Today, Frutos del Guacabo is succeeding in its mission, growing its own goods, raising chickens and other farm animals, and producing seeds and seedlings to sell to professional and backyard farmers. The collective also has a test kitchen where local chefs try out ingredients, hold cooking and butchering workshops, and host pop-up dining experiences. Its primary function, however, is working with more than 50 small farms devoted to “culinary agriculture,” supplying around 200 local eateries with fresh daily produce.
From Farm to Plate
San Juan has become a city of inventive food, fusion menus, and a return to historic dishes and indigenous ingredients like root vegetables, fish, and leafy greens. Since the early 2010s, the island has seen the wave of culinary enthusiasm grow. When Hurricanes Irma and Maria struck in 2017, many restaurateurs temporarily shifted serve fellow Puerto Ricans stranded without power and water. Other native chefs returned to Puerto Rico to reinvest in the island and help fuel its recovery.

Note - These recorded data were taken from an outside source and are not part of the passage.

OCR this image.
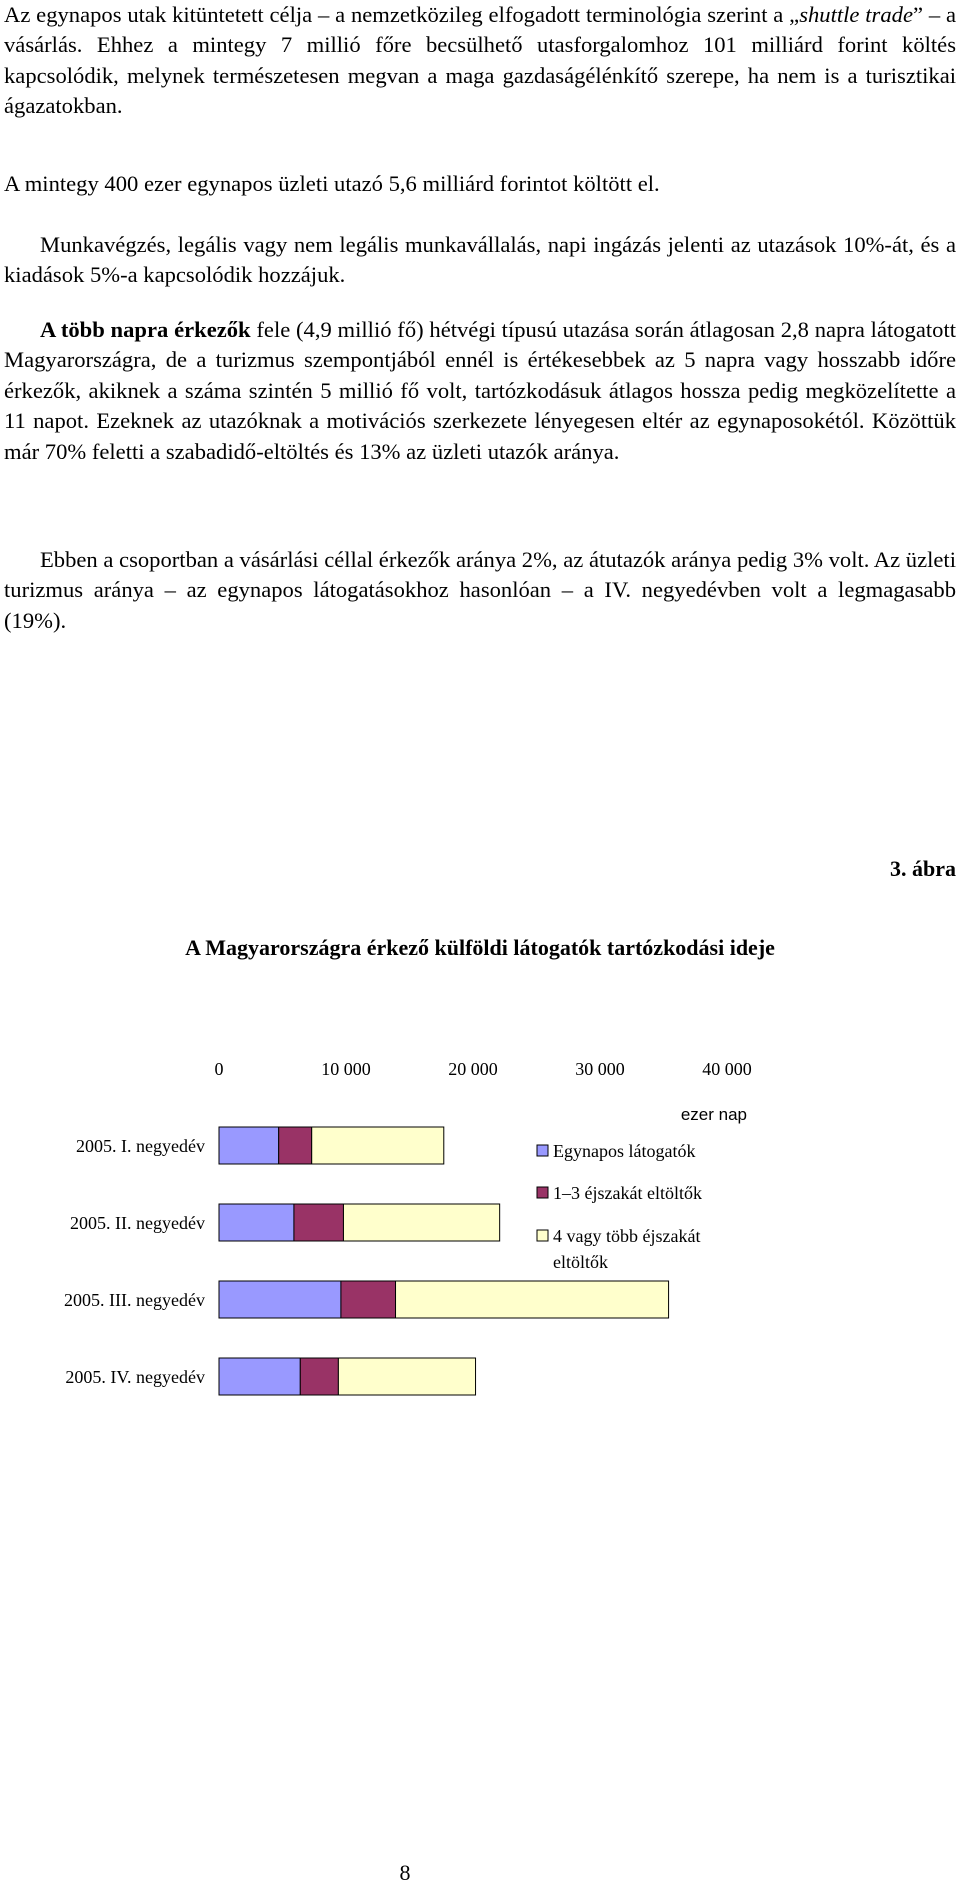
Az egynapos utak kitüntetett célja – a nemzetközileg elfogadott terminológia szerint a „shuttle trade” – a vásárlás. Ehhez a mintegy 7 millió főre becsülhető utasforgalomhoz 101 milliárd forint költés kapcsolódik, melynek természetesen megvan a maga gazdaságélénkítő szerepe, ha nem is a turisztikai ágazatokban.

A mintegy 400 ezer egynapos üzleti utazó 5,6 milliárd forintot költött el.

Munkavégzés, legális vagy nem legális munkavállalás, napi ingázás jelenti az utazások 10%-át, és a kiadások 5%-a kapcsolódik hozzájuk.

A több napra érkezők fele (4,9 millió fő) hétvégi típusú utazása során átlagosan 2,8 napra látogatott Magyarországra, de a turizmus szempontjából ennél is értékesebbek az 5 napra vagy hosszabb időre érkezők, akiknek a száma szintén 5 millió fő volt, tartózkodásuk átlagos hossza pedig megközelítette a 11 napot. Ezeknek az utazóknak a motivációs szerkezete lényegesen eltér az egynaposokétól. Közöttük már 70% feletti a szabadidő-eltöltés és 13% az üzleti utazók aránya.

Ebben a csoportban a vásárlási céllal érkezők aránya 2%, az átutazók aránya pedig 3% volt. Az üzleti turizmus aránya – az egynapos látogatásokhoz hasonlóan – a IV. negyedévben volt a legmagasabb (19%).

3. ábra
A Magyarországra érkező külföldi látogatók tartózkodási ideje
0	10 000	20 000	30 000	40 000
ezer nap
2005. I. negyedév
2005. II. negyedév
2005. III. negyedév
2005. IV. negyedév
Egynapos látogatók
1–3 éjszakát eltöltők
4 vagy több éjszakát eltöltők
8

Among them is local star Chef Mario Ormaza, who stepped up post-storms; he’s now at the forefront of Puerto Rico’s food scene. His trio of Loíza restaurants embody the range of go-to dining options (they use produce from Frutos del Guacabo). Ormaza’s open-air Tresbé serves high-flavor bites like seafood empanadillas and tamarind-bbq wings from a converted shipping container, which shares space with a juice-centric bar and casual Japanese eatery Dospalillos. Across the street, his bistro, Sabrina, is a local go-to for elegant dining. Recently, Ormaza has put to use recipes from a rare 1859 Puerto Rican cookbook at Azucena Fonda.
Where to Go and What to Eat
Past the Calle Loíza’s vintage stores and vivid streets murals, Cocobana Café serves vegetarian fare; while nearby Double Cake bakery dazzles patrons with both sweet and savory treats. For more traditional Puerto Rican cuisine, join the locals who rely on Ana’s Café for perfect mofongo (mashed fried plantains) and other homemade staples. Or eat where Obama did back in 2011, at bustling cafeteria-style Kasalta, where you’ll find the island’s best bistec (steak) slider and P.R.’s famous Mallorca bread (a sweet or savory bread traditionally made with pork fat).

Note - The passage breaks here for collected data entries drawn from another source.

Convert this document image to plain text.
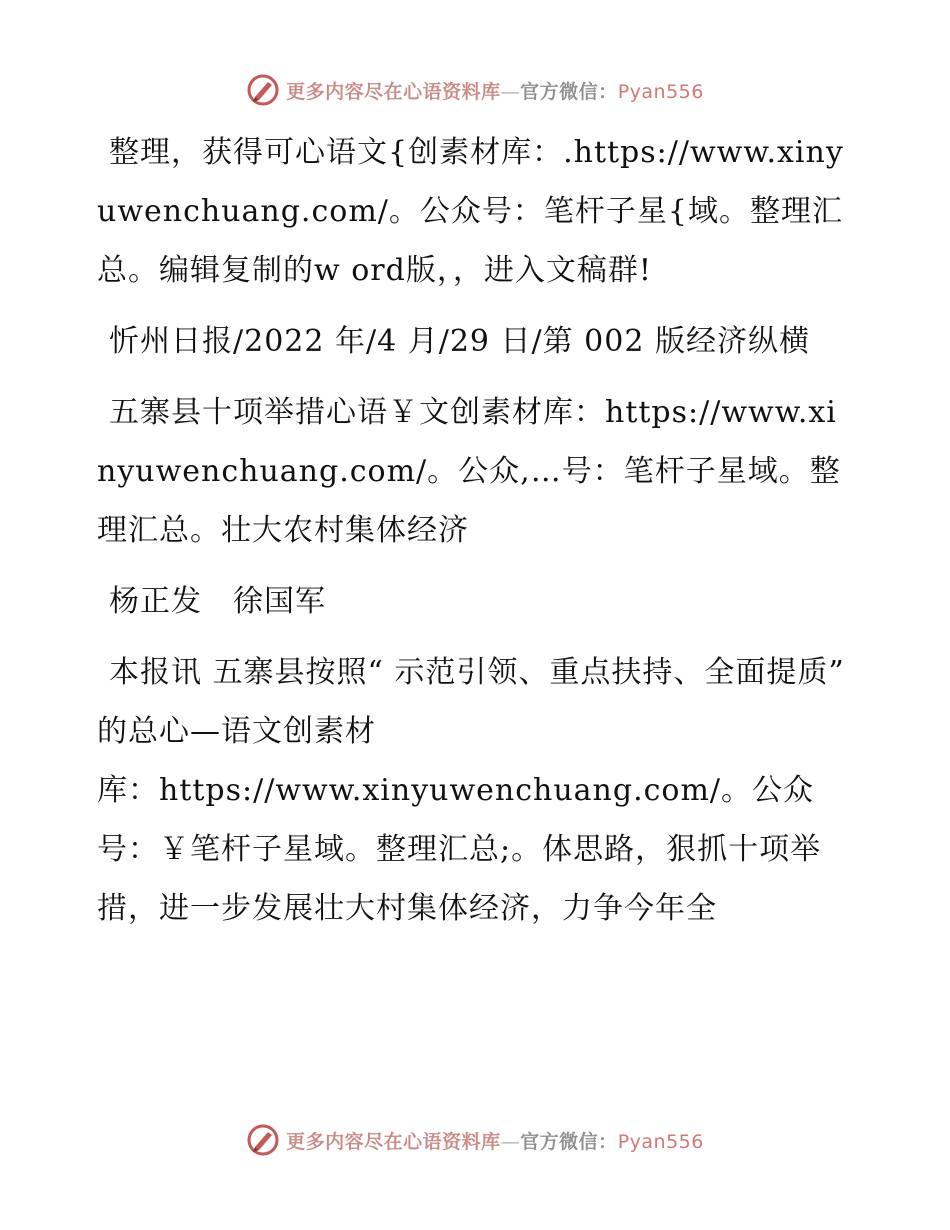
更多内容尽在心语资料库—官方微信：Pyan556

整理，获得可心语文{创素材库：.https://www.xinyuwenchuang.com/。公众号：笔杆子星{域。整理汇总。编辑复制的w ord版，，进入文稿群!

忻州日报/2022 年/4 月/29 日/第 002 版经济纵横

五寨县十项举措心语￥文创素材库：https://www.xinyuwenchuang.com/。公众,…号：笔杆子星域。整理汇总。壮大农村集体经济

杨正发　徐国军

本报讯 五寨县按照“ 示范引领、重点扶持、全面提质” 的总心—语文创素材

库：https://www.xinyuwenchuang.com/。公众号：￥笔杆子星域。整理汇总;。体思路，狠抓十项举措，进一步发展壮大村集体经济，力争今年全

更多内容尽在心语资料库—官方微信：Pyan556
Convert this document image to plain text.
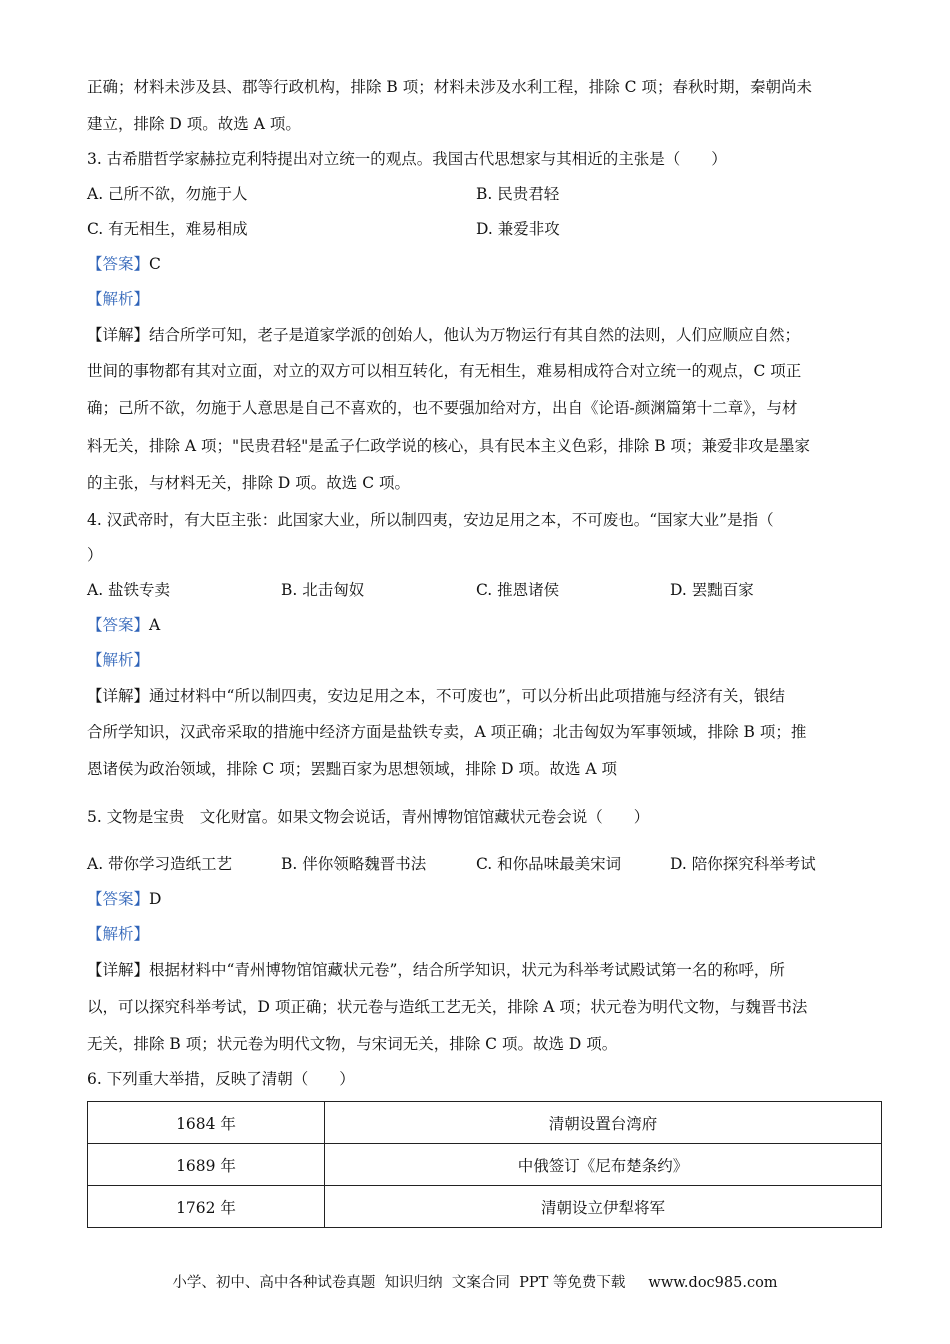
正确；材料未涉及县、郡等行政机构，排除 B 项；材料未涉及水利工程，排除 C 项；春秋时期，秦朝尚未
建立，排除 D 项。故选 A 项。
3. 古希腊哲学家赫拉克利特提出对立统一的观点。我国古代思想家与其相近的主张是（　　）
A. 己所不欲，勿施于人	B. 民贵君轻
C. 有无相生，难易相成	D. 兼爱非攻
【答案】C
【解析】
【详解】结合所学可知，老子是道家学派的创始人，他认为万物运行有其自然的法则，人们应顺应自然；
世间的事物都有其对立面，对立的双方可以相互转化，有无相生，难易相成符合对立统一的观点，C 项正
确；己所不欲，勿施于人意思是自己不喜欢的，也不要强加给对方，出自《论语-颜渊篇第十二章》，与材
料无关，排除 A 项；"民贵君轻"是孟子仁政学说的核心，具有民本主义色彩，排除 B 项；兼爱非攻是墨家
的主张，与材料无关，排除 D 项。故选 C 项。
4. 汉武帝时，有大臣主张：此国家大业，所以制四夷，安边足用之本，不可废也。“国家大业”是指（
）
A. 盐铁专卖	B. 北击匈奴	C. 推恩诸侯	D. 罢黜百家
【答案】A
【解析】
【详解】通过材料中“所以制四夷，安边足用之本，不可废也”，可以分析出此项措施与经济有关，银结
合所学知识，汉武帝采取的措施中经济方面是盐铁专卖，A 项正确；北击匈奴为军事领域，排除 B 项；推
恩诸侯为政治领域，排除 C 项；罢黜百家为思想领域，排除 D 项。故选 A 项
5. 文物是宝贵　文化财富。如果文物会说话，青州博物馆馆藏状元卷会说（　　）
A. 带你学习造纸工艺	B. 伴你领略魏晋书法	C. 和你品味最美宋词	D. 陪你探究科举考试
【答案】D
【解析】
【详解】根据材料中“青州博物馆馆藏状元卷”，结合所学知识，状元为科举考试殿试第一名的称呼，所
以，可以探究科举考试，D 项正确；状元卷与造纸工艺无关，排除 A 项；状元卷为明代文物，与魏晋书法
无关，排除 B 项；状元卷为明代文物，与宋词无关，排除 C 项。故选 D 项。
6. 下列重大举措，反映了清朝（　　）
1684 年	清朝设置台湾府
1689 年	中俄签订《尼布楚条约》
1762 年	清朝设立伊犁将军
小学、初中、高中各种试卷真题  知识归纳  文案合同  PPT 等免费下载     www.doc985.com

Blocks away in central Santurce, check out La Placita de Santurce, where you'll find a farmer's market during the day. On weekend nights, the plaza transforms into a popular bar zone and nightlife hotspot. In the vicinity are restaurants Santaella and Jose Enrique, each helmed by their acclaimed eponymous chefs. Or go casual with bites at gastronomic park Lote 23, where you can choose from assorted ethnic food stalls and trucks, and kick back in the cocktail garden with DJs or live music.
The popular beachfront neighborhood of Condado is part of the culinary renaissance. Don’t miss the fresh surprises at Cocina Abierta on Calle Caribe, like its plantain carpaccio with tuna tataki and ginger and turmeric–braised chicken. A few blocks away, head to the rooftop of the new AC Hotel by Marriott for poolside tapas and tipples at AC Kitchen; or get romantic at its street-level speakeasy-style restaurant La Bodeguita de Manolo. If you’re more tempted to dine beachside, try fresh fare at Gingambo restaurant inside the Marriott San Juan Resort & Casino, which wraps up a $30-million renovation this year.
Old San Juan’s cobblestoned hills and colorful row houses make the neighborhood a photographer’s delight, but it’s the restaurants that keep you coming back. Don’t miss the Caribbean-Asian fusion dishes at Bluefin Scratch Kitchen (another Frutos del Guacabo customer). And, while La Factoría remains one of the world’s best bars for its craft cocktails (and rightfully so), you’d be right to front-load a base of traditional Puerto Rican classic dishes at El Jibarito on Calle Sol.
Smart travelers might consider joining a jaunt with Spoon Food Tours for a filling overview of so many great tastes along the Loíza Food and Street Art tour, the Old San Juan tour, evening cocktail or microbrewery crawls, or even a cooking class with local ingredients (tours from $75). Because as Puerto Rico’s culinary dynamism continues, trend-watching tours are a reliable means to tasting just how rich and flavorful this island really is.